Ce texte met en garde contre cette inévitable mondialisation des économies et des
cultures.
Le Capital explique le fonctionnement du capitalisme
Après la publication du Manifeste, Marx est expulsé d’Europe continentale. Il se
réfugie à Londres en 1850.
Il commence d’écrire le Capital. Il explique que le capitalisme est capable de produire
des richesses mais qu’il serait cause de grands ravages.
Dans le capital, on apprend peu de choses sur le socialisme ou le communisme mais
beaucoup sur le fonctionnement du capitalisme.
Marchandises
Marx analyse le fonctionnement du capital à partir de l’analyse de la marchandise.
La marchandise est pour nous quelque chose d’extérieur qui vise à satisfaire des
besoins humains. Notre expérience ne nous donne pas toutes les informations pour
comprendre comment fonctionne le système. Elle se résume à acheter un produit
avec de l’argent mais on ne sait pas le travail qu’il a fallu pour la produire. Pour Marx,
le système de marché occulte toutes les formes de relations sociales.
Aliénation
« Les marchandises ont toutes un point commun : elles sont le produit du travail. »
La Révolution industrielle, qu’on fait remonter à 1780, se fonde sur la création d’un
système d’usines, des machines à grande échelle et d’un processus de travail très
différent de celui engagé par des artisans. La conversion au capitalisme industriel
connait son apogée à partir de 1780 et constitue une transformation cruciale.
« L’ouvrier est à l’égard de son travail comme à l’égard d’un objet étranger. Plus
l’ouvrier s’extériorise dans son travail, plus le monde étranger créé en face de lui
devient puissant, plus il s’appauvrit lui-même et plus son monde intérieur devient
pauvre. »
L’aliénation commence avec la fabrication des biens.

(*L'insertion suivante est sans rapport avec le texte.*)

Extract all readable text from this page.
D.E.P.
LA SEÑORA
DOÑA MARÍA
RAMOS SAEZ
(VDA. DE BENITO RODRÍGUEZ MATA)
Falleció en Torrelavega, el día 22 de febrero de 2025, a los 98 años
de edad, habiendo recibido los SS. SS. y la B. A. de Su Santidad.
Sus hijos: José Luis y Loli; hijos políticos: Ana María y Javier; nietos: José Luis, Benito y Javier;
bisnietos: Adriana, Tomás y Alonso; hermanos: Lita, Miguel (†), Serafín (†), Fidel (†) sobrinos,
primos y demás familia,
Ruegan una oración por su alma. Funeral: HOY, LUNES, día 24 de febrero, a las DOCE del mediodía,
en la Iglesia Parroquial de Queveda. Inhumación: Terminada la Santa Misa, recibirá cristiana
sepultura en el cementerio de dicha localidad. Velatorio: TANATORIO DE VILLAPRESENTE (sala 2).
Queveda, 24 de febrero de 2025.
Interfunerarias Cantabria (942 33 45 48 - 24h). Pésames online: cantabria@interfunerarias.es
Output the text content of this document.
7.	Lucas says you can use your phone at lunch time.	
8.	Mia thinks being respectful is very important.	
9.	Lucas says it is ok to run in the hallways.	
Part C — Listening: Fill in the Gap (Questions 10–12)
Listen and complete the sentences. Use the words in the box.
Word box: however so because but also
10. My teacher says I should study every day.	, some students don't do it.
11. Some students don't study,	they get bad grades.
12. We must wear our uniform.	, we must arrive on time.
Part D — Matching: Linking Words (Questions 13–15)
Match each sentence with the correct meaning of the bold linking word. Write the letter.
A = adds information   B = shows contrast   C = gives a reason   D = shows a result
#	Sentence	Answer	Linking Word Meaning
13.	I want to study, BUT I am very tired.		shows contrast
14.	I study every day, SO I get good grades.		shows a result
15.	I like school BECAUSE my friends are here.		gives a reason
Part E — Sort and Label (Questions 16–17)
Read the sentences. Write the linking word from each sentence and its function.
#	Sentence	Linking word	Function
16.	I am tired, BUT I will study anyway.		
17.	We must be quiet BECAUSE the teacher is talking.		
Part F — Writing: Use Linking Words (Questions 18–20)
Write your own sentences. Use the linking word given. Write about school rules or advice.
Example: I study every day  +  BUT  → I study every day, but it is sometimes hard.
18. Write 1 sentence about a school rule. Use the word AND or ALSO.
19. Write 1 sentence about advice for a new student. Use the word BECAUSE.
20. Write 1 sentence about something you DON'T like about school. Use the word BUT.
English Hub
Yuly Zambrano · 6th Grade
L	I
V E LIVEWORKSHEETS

Pour Marx, l’idée de travail vivant est fondamentale. Pour lui, le travail n’est pas
simplement un facteur de production mais un processus. Or, l’industrialisation enlève
le lien avec le produit fabriqué (à la différence du paysan ou de l’artisan). Le
consommateur n’a pas de relation non plus avec le producteur. Le marché occulte
cette relation. Et tout devient marchandise…
Marchandisation du vivant
La vie elle-même devient une marchandise. Les semences, les animaux (vaches,
cochons, etc) deviennent de simples marchandises.
A partir du moment où on transforme la vie en marchandise, on la soumet aux lois du
marché et, pour les gènes comme pour les semences, il faut protéger les
découvertes par des brevets.
Selon Marx, notre système de production ne change pas seulement la vie, il
transforme notre perception de la nature et de nous-mêmes.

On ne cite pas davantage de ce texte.